Instead, balance a pillar-cluster strategy with your audience’s buyer’s journey and your business goals.

You want to select content topics that:

  1. Are on the buyer’s journey (relevant)
  2. Have search volume (bring traffic)
  3. Create authority (pillar-cluster, E-E-A-T)
  4. Position your brand as the solution (conversions)

Working with your existing content’s strengths or weaknesses to make it more helpful

Examples I’ve seen working with clients where they could make their existing content more helpful included the following:

1. Reorganizing blog articles or other web pages to make the main content easier to find for the user

This often happens when the article is written to satisfy an audience’s search intent (based on keyword research), but the content itself isn’t helpful to a reader because of one of two reasons with how it was created:

  • An SME will write an article that’s not well-organized and the reader has to piece the information together (this can be improved by consolidating the main content at the top) or
  • A content specialist and/or SEO strategist created an older article, likely based on keyword or competitor research, but they were trying to hit a certain word count or make a page seem more robust and added superfluous sections or fluffy language that gets in the way of the reader getting the answer.

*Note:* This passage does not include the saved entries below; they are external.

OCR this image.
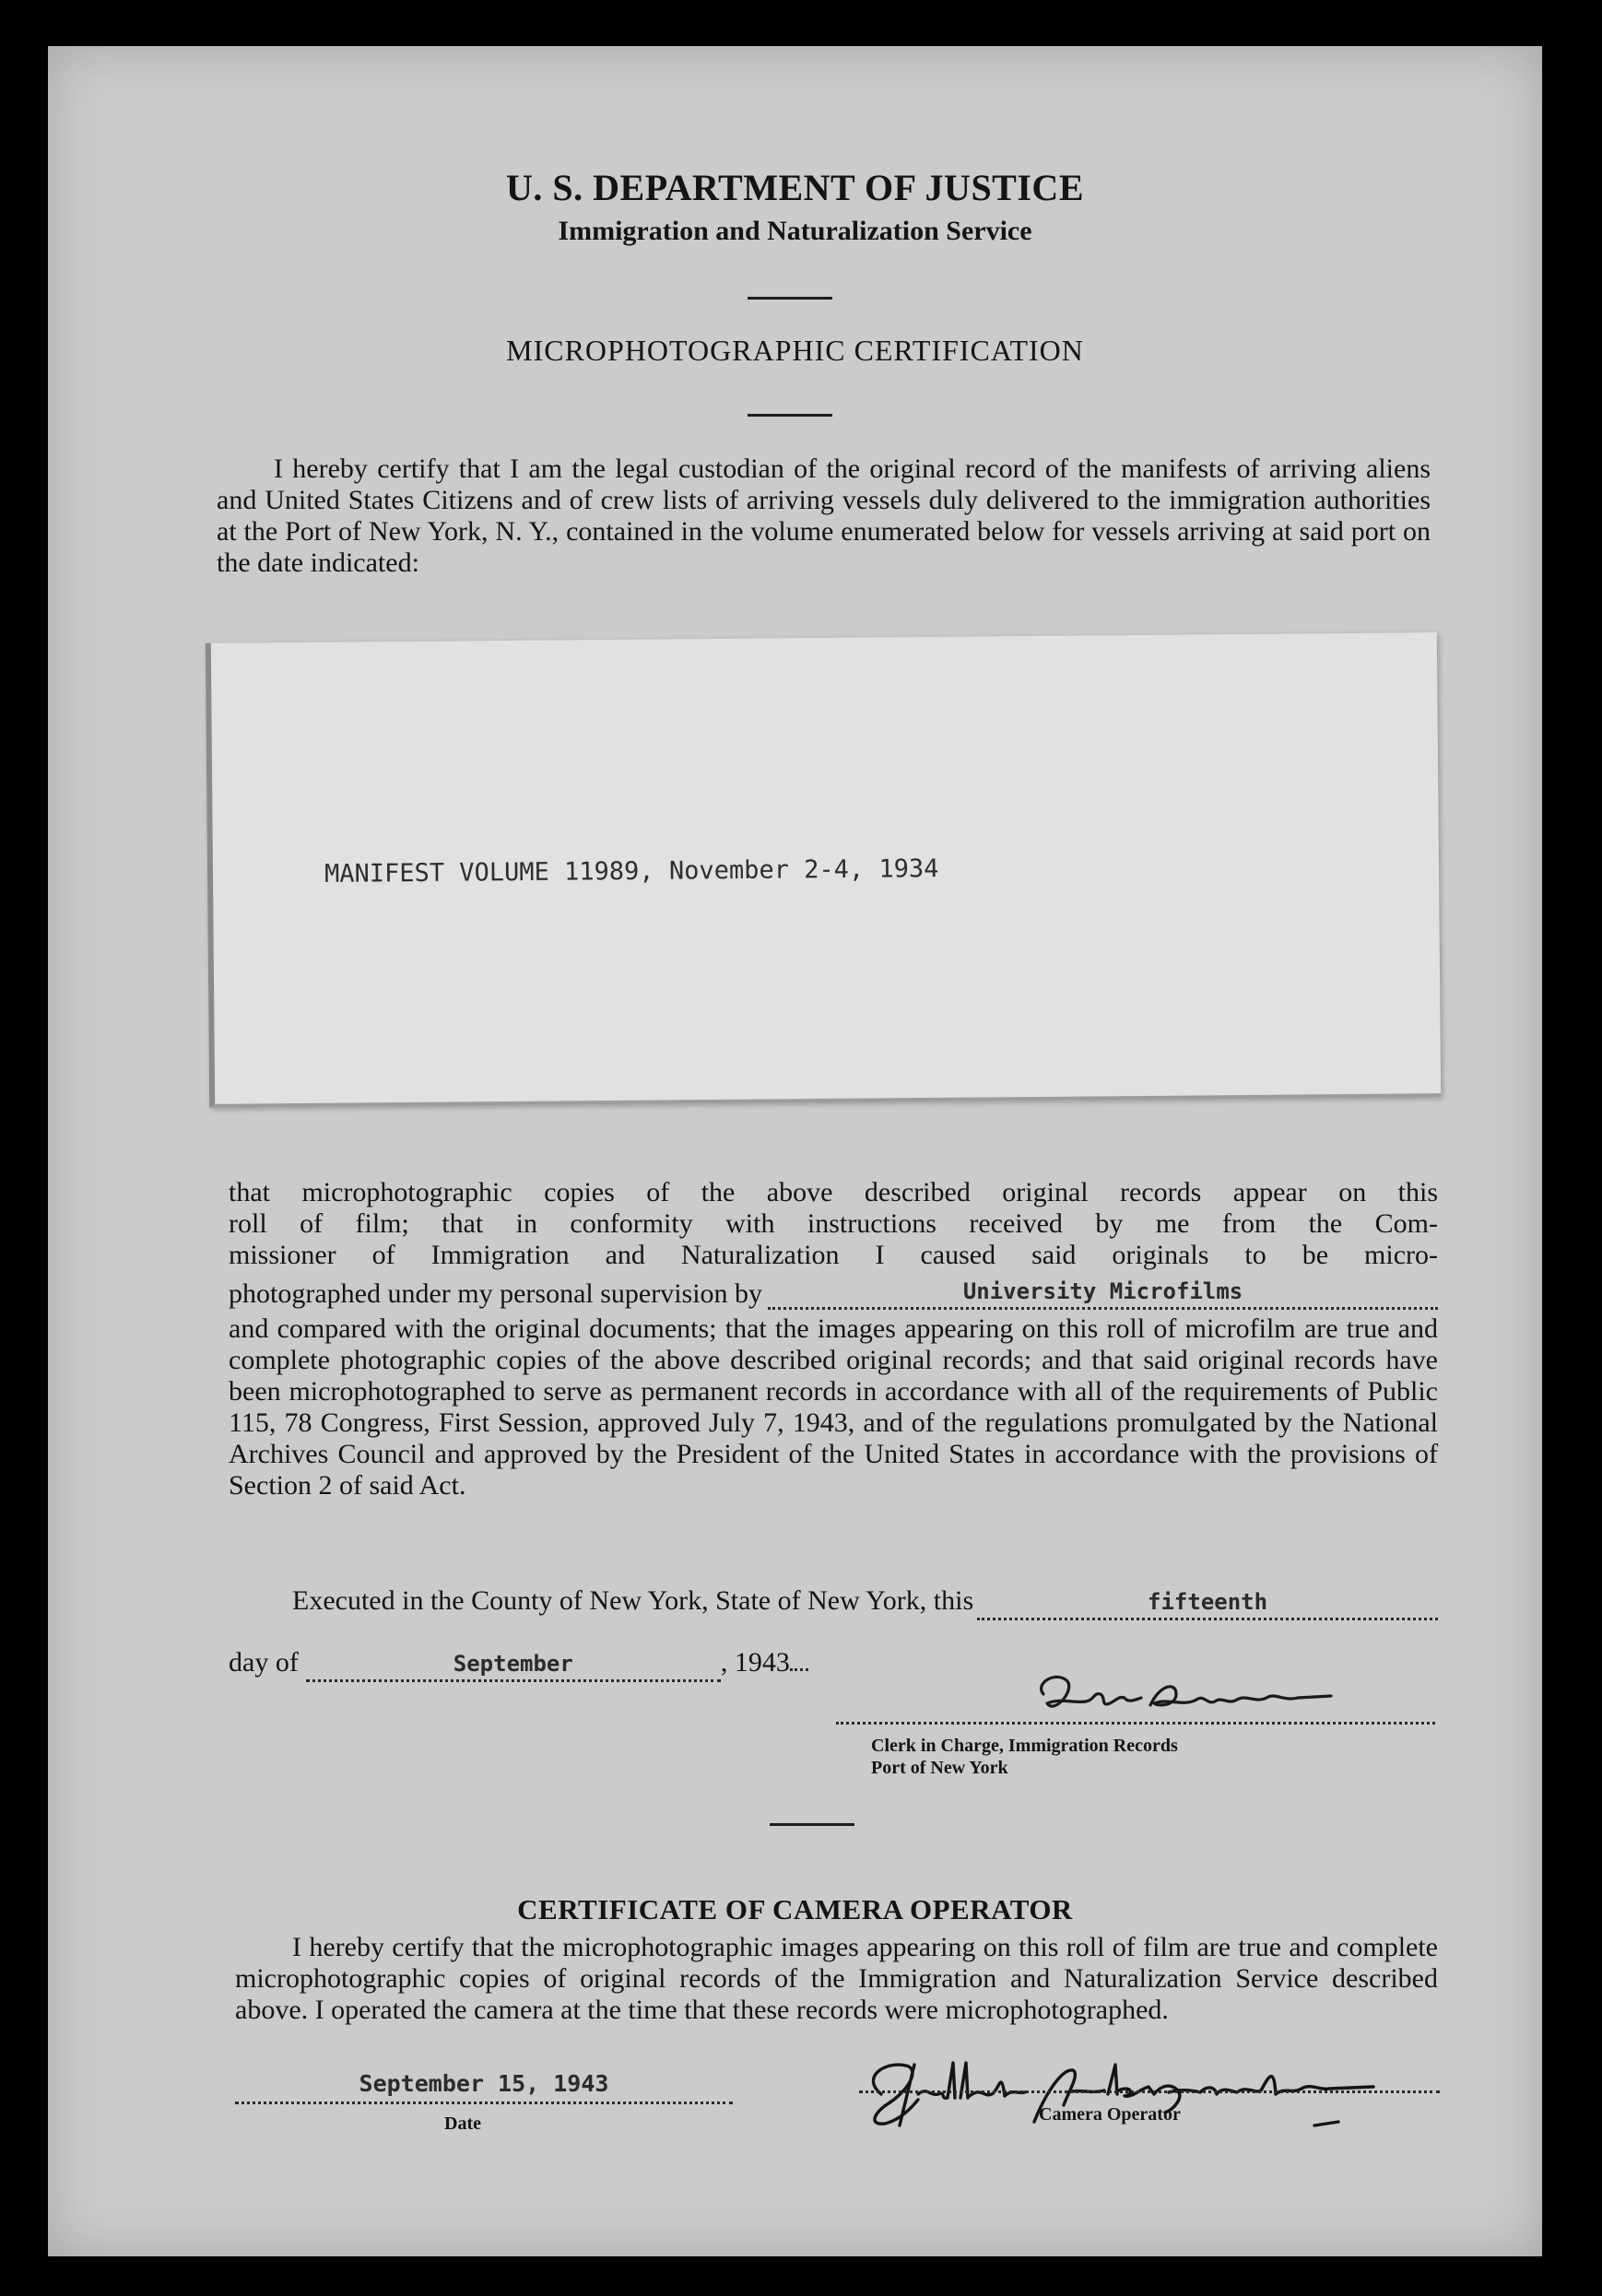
U. S. DEPARTMENT OF JUSTICE
Immigration and Naturalization Service
MICROPHOTOGRAPHIC CERTIFICATION
I hereby certify that I am the legal custodian of the original record of the manifests of arriving aliens and United States Citizens and of crew lists of arriving vessels duly delivered to the immigration authorities at the Port of New York, N. Y., contained in the volume enumerated below for vessels arriving at said port on the date indicated:
MANIFEST VOLUME 11989, November 2-4, 1934
that microphotographic copies of the above described original records appear on this
roll of film; that in conformity with instructions received by me from the Com-
missioner of Immigration and Naturalization I caused said originals to be micro-
photographed under my personal supervision by	University Microfilms
and compared with the original documents; that the images appearing on this roll of microfilm are true and complete photographic copies of the above described original records; and that said original records have been microphotographed to serve as permanent records in accordance with all of the requirements of Public 115, 78 Congress, First Session, approved July 7, 1943, and of the regulations promulgated by the National Archives Council and approved by the President of the United States in accordance with the provisions of Section 2 of said Act.
Executed in the County of New York, State of New York, this	fifteenth
day of	September	, 1943
Clerk in Charge, Immigration Records
Port of New York
CERTIFICATE OF CAMERA OPERATOR
I hereby certify that the microphotographic images appearing on this roll of film are true and complete microphotographic copies of original records of the Immigration and Naturalization Service described above. I operated the camera at the time that these records were microphotographed.
September 15, 1943
Date	Camera Operator
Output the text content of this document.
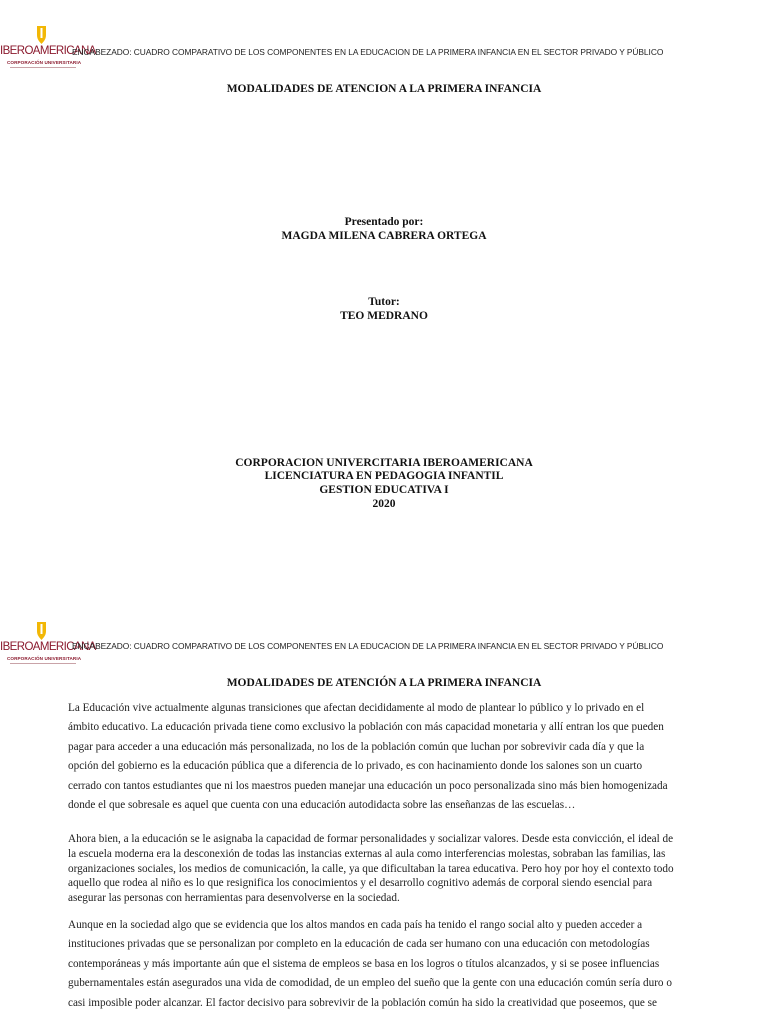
IBEROAMERICANA
CORPORACIÓN UNIVERSITARIA
ENCABEZADO: CUADRO COMPARATIVO DE LOS COMPONENTES EN LA EDUCACION DE LA PRIMERA INFANCIA EN EL SECTOR PRIVADO Y PÚBLICO
MODALIDADES DE ATENCION A LA PRIMERA INFANCIA
Presentado por:
MAGDA MILENA CABRERA ORTEGA
Tutor:
TEO MEDRANO
CORPORACION UNIVERCITARIA IBEROAMERICANA
LICENCIATURA EN PEDAGOGIA INFANTIL
GESTION EDUCATIVA I
2020
IBEROAMERICANA
CORPORACIÓN UNIVERSITARIA
ENCABEZADO: CUADRO COMPARATIVO DE LOS COMPONENTES EN LA EDUCACION DE LA PRIMERA INFANCIA EN EL SECTOR PRIVADO Y PÚBLICO
MODALIDADES DE ATENCIÓN A LA PRIMERA INFANCIA
La Educación vive actualmente algunas transiciones que afectan decididamente al modo de plantear lo público y lo privado en el
ámbito educativo. La educación privada tiene como exclusivo la población con más capacidad monetaria y allí entran los que pueden
pagar para acceder a una educación más personalizada, no los de la población común que luchan por sobrevivir cada día y que la
opción del gobierno es la educación pública que a diferencia de lo privado, es con hacinamiento donde los salones son un cuarto
cerrado con tantos estudiantes que ni los maestros pueden manejar una educación un poco personalizada sino más bien homogenizada
donde el que sobresale es aquel que cuenta con una educación autodidacta sobre las enseñanzas de las escuelas…
Ahora bien, a la educación se le asignaba la capacidad de formar personalidades y socializar valores. Desde esta convicción, el ideal de
la escuela moderna era la desconexión de todas las instancias externas al aula como interferencias molestas, sobraban las familias, las
organizaciones sociales, los medios de comunicación, la calle, ya que dificultaban la tarea educativa. Pero hoy por hoy el contexto todo
aquello que rodea al niño es lo que resignifica los conocimientos y el desarrollo cognitivo además de corporal siendo esencial para
asegurar las personas con herramientas para desenvolverse en la sociedad.
Aunque en la sociedad algo que se evidencia que los altos mandos en cada país ha tenido el rango social alto y pueden acceder a
instituciones privadas que se personalizan por completo en la educación de cada ser humano con una educación con metodologías
contemporáneas y más importante aún que el sistema de empleos se basa en los logros o títulos alcanzados, y si se posee influencias
gubernamentales están asegurados una vida de comodidad, de un empleo del sueño que la gente con una educación común sería duro o
casi imposible poder alcanzar. El factor decisivo para sobrevivir de la población común ha sido la creatividad que poseemos, que se
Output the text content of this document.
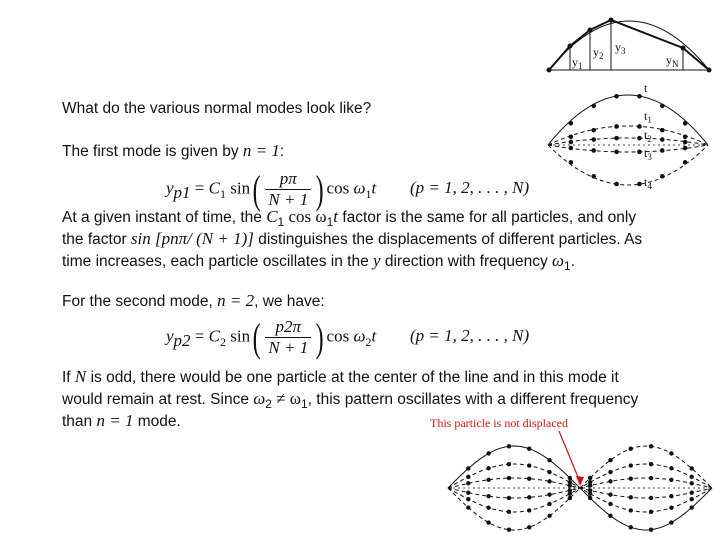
$y_1$
$y_2$
$y_3$
$y_N$
t
$t_1$
$t_2$
$t_3$
$t_4$
This particle is not displaced
What do the various normal modes look like?
The first mode is given by n = 1:
$y_{p1} = C_1$ $\sin( \frac{p\pi}{N + 1}$ ) $\cos \omega_1t$ (p = 1, 2, . . . , N)
At a given instant of time, the $C_1$ $\cos \omega_1t$ factor is the same for all particles, and only
the factor sin [pnπ/ (N + 1)] distinguishes the displacements of different particles. As
time increases, each particle oscillates in the y direction with frequency $\omega_1$.
For the second mode, n = 2, we have:
$y_{p2} = C_2$ $\sin( \frac{p2\pi}{N + 1}$ ) $\cos \omega_2t$ (p = 1, 2, . . . , N)
If N is odd, there would be one particle at the center of the line and in this mode it
would remain at rest. Since $\omega_2 \ne \omega_1$, this pattern oscillates with a different frequency
than n = 1 mode.
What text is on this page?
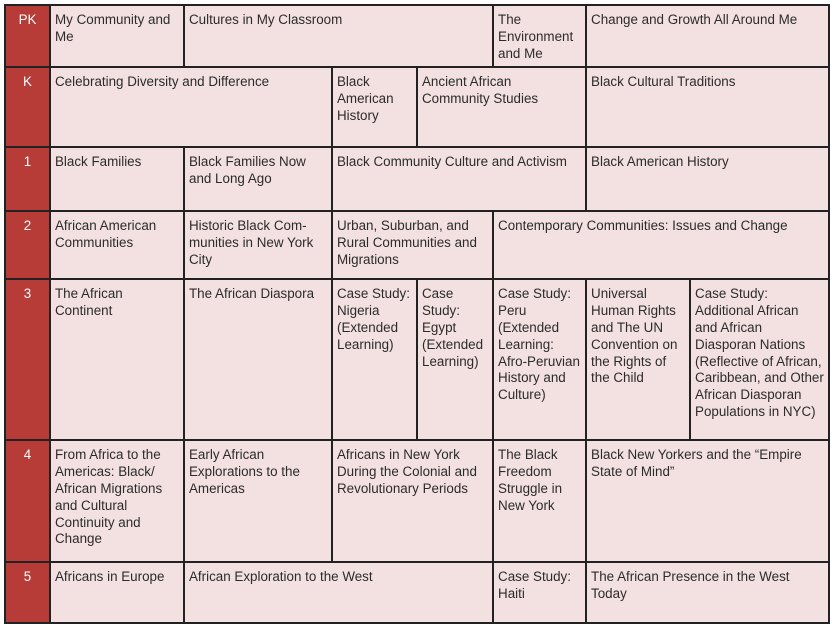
PK	My Community and Me	Cultures in My Classroom			The Environment and Me	Change and Growth All Around Me	
K	Celebrating Diversity and Difference		Black American History	Ancient African Community Studies		Black Cultural Traditions	
1	Black Families	Black Families Now and Long Ago	Black Community Culture and Activism			Black American History	
2	African American Communities	Historic Black Com-munities in New York City	Urban, Suburban, and Rural Communities and Migrations		Contemporary Communities: Issues and Change		
3	The African Continent	The African Diaspora	Case Study: Nigeria (Extended Learning)	Case Study: Egypt (Extended Learning)	Case Study: Peru (Extended Learning: Afro-Peruvian History and Culture)	Universal Human Rights and The UN Convention on the Rights of the Child	Case Study: Additional African and African Diasporan Nations (Reflective of African, Caribbean, and Other African Diasporan Populations in NYC)
4	From Africa to the Americas: Black/ African Migrations and Cultural Continuity and Change	Early African Explorations to the Americas	Africans in New York During the Colonial and Revolutionary Periods		The Black Freedom Struggle in New York	Black New Yorkers and the “Empire State of Mind”	
5	Africans in Europe	African Exploration to the West			Case Study: Haiti	The African Presence in the West Today	
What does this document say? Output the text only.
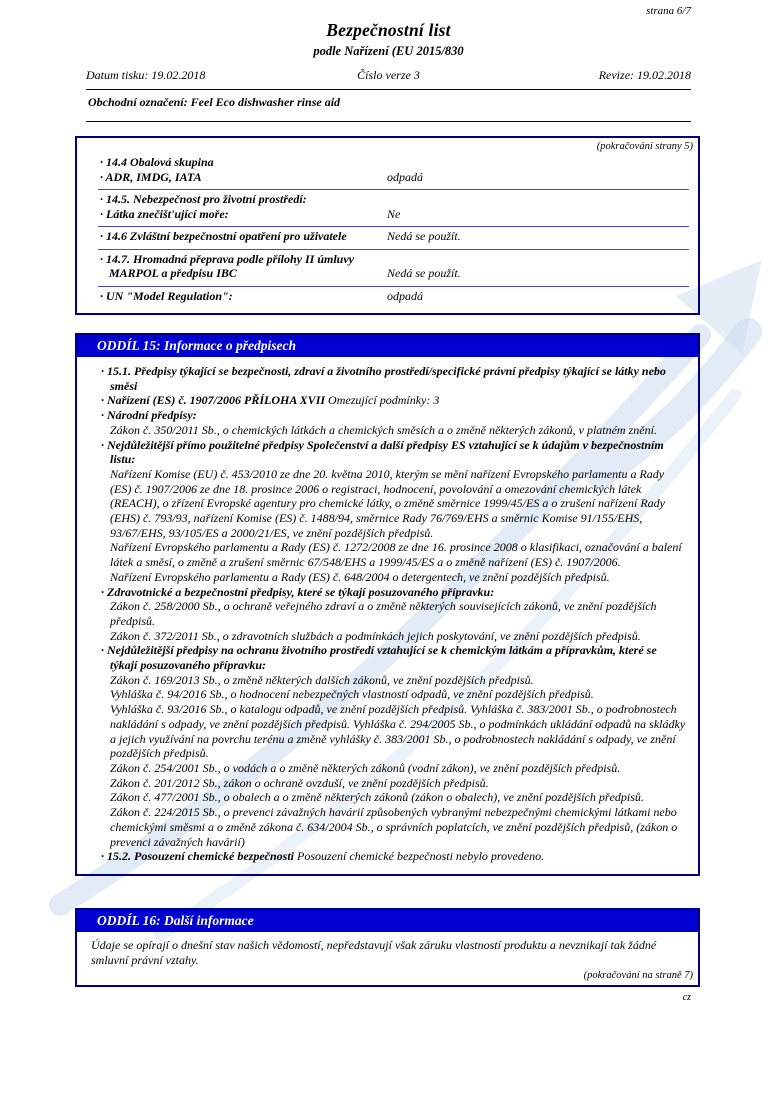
strana 6/7
Bezpečnostní list
podle Nařízení (EU 2015/830
Datum tisku: 19.02.2018	Číslo verze 3	Revize: 19.02.2018
Obchodní označení: Feel Eco dishwasher rinse aid
(pokračování strany 5)
· 14.4 Obalová skupina
· ADR, IMDG, IATA	odpadá
· 14.5. Nebezpečnost pro životní prostředí:
· Látka znečišt'ující moře:	Ne
· 14.6 Zvláštní bezpečnostní opatření pro uživatele	Nedá se použít.
· 14.7. Hromadná přeprava podle přílohy II úmluvy
MARPOL a předpisu IBC	Nedá se použít.
· UN "Model Regulation":	odpadá
ODDÍL 15: Informace o předpisech
· 15.1. Předpisy týkající se bezpečnosti, zdraví a životního prostředí/specifické právní předpisy týkající se látky nebo směsi
· Nařízení (ES) č. 1907/2006 PŘÍLOHA XVII Omezující podmínky: 3
· Národní předpisy:
Zákon č. 350/2011 Sb., o chemických látkách a chemických směsích a o změně některých zákonů, v platném znění.
· Nejdůležitější přímo použitelné předpisy Společenství a další předpisy ES vztahující se k údajům v bezpečnostním listu:
Nařízení Komise (EU) č. 453/2010 ze dne 20. května 2010, kterým se mění nařízení Evropského parlamentu a Rady (ES) č. 1907/2006 ze dne 18. prosince 2006 o registraci, hodnocení, povolování a omezování chemických látek (REACH), o zřízení Evropské agentury pro chemické látky, o změně směrnice 1999/45/ES a o zrušení nařízení Rady (EHS) č. 793/93, nařízení Komise (ES) č. 1488/94, směrnice Rady 76/769/EHS a směrnic Komise 91/155/EHS, 93/67/EHS, 93/105/ES a 2000/21/ES, ve znění pozdějších předpisů.
Nařízení Evropského parlamentu a Rady (ES) č. 1272/2008 ze dne 16. prosince 2008 o klasifikaci, označování a balení látek a směsí, o změně a zrušení směrnic 67/548/EHS a 1999/45/ES a o změně nařízení (ES) č. 1907/2006.
Nařízení Evropského parlamentu a Rady (ES) č. 648/2004 o detergentech, ve znění pozdějších předpisů.
· Zdravotnické a bezpečnostní předpisy, které se týkají posuzovaného přípravku:
Zákon č. 258/2000 Sb., o ochraně veřejného zdraví a o změně některých souvisejících zákonů, ve znění pozdějších předpisů.
Zákon č. 372/2011 Sb., o zdravotních službách a podmínkách jejich poskytování, ve znění pozdějších předpisů.
· Nejdůležitější předpisy na ochranu životního prostředí vztahující se k chemickým látkám a přípravkům, které se týkají posuzovaného přípravku:
Zákon č. 169/2013 Sb., o změně některých dalších zákonů, ve znění pozdějších předpisů.
Vyhláška č. 94/2016 Sb., o hodnocení nebezpečných vlastností odpadů, ve znění pozdějších předpisů.
Vyhláška č. 93/2016 Sb., o katalogu odpadů, ve znění pozdějších předpisů. Vyhláška č. 383/2001 Sb., o podrobnostech nakládání s odpady, ve znění pozdějších předpisů. Vyhláška č. 294/2005 Sb., o podmínkách ukládání odpadů na skládky a jejich využívání na povrchu terénu a změně vyhlášky č. 383/2001 Sb., o podrobnostech nakládání s odpady, ve znění pozdějších předpisů.
Zákon č. 254/2001 Sb., o vodách a o změně některých zákonů (vodní zákon), ve znění pozdějších předpisů.
Zákon č. 201/2012 Sb., zákon o ochraně ovzduší, ve znění pozdějších předpisů.
Zákon č. 477/2001 Sb., o obalech a o změně některých zákonů (zákon o obalech), ve znění pozdějších předpisů.
Zákon č. 224/2015 Sb., o prevenci závažných havárií způsobených vybranými nebezpečnými chemickými látkami nebo chemickými směsmi a o změně zákona č. 634/2004 Sb., o správních poplatcích, ve znění pozdějších předpisů, (zákon o prevenci závažných havárií)
· 15.2. Posouzení chemické bezpečnosti Posouzení chemické bezpečnosti nebylo provedeno.
ODDÍL 16: Další informace
Údaje se opírají o dnešní stav našich vědomostí, nepředstavují však záruku vlastností produktu a nevznikají tak žádné smluvní právní vztahy.
(pokračování na straně 7)
cz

I did a case study of one example where this content restructure work improved rankings.

2. Adding author and/or reviewer information — including their name with a short bio or link to a bio page — plus last modified dates

The author and reviewer signals help align with E-E-A-T, showing that the information came from an expert or someone with experience or was reviewed by someone with those credentials.

Meanwhile, the last updated date helps inform the user (as well as Google) of when the information on the page was last changed. This can be part of helpful content by providing signals of freshness.

On my website, I used to add this manually, including my name linked to my about page, when I first created the content — I usually added “created” instead of “written” because I tend to add quotes and images that I didn’t write, so to speak — as well as the date I last updated the page.

Here’s an example from one version of this page:

Ethan Lazuk author bio page link and last published date.

Here’s an example of this done as part of a page template on the SEJ article I linked above:

Search Engine Journal article with author byline.

You’ll notice it has one date (presumably the most recent) and includes additional information, like social shares and times it’s been read (page views).

Users also tend to like more up-to-date content, which is why freshness is important for several categories of queries — and arguably in general — but be careful not to tread into artificial freshness, which is search engine-first content tactics, and not consistent with helpful content:

“Are you changing the date of pages to make them seem fresh when the content has not substantially changed?

Are you adding a lot of new content or removing a lot of older content primarily because you believe it will help your search rankings overall by somehow making your site seem “fresh?” (No, it won’t)”

– Google Search Central, Creating helpful, reliable, people-first content, Avoid creating search engine-first content

3. Restructuring content to better satisfy search intent, as implied by search results or user feedback

Sometimes content creators will identify a target keyword to be the basis for a website page, but they make a mistake with regard to its search intent during the research phase, such as:

Not considering the search intent of the keyword but rather choosing it as a content topic based on perceived topical relevance or other metrics from 3rd-party keyword research tools, like high volume or easy difficulty.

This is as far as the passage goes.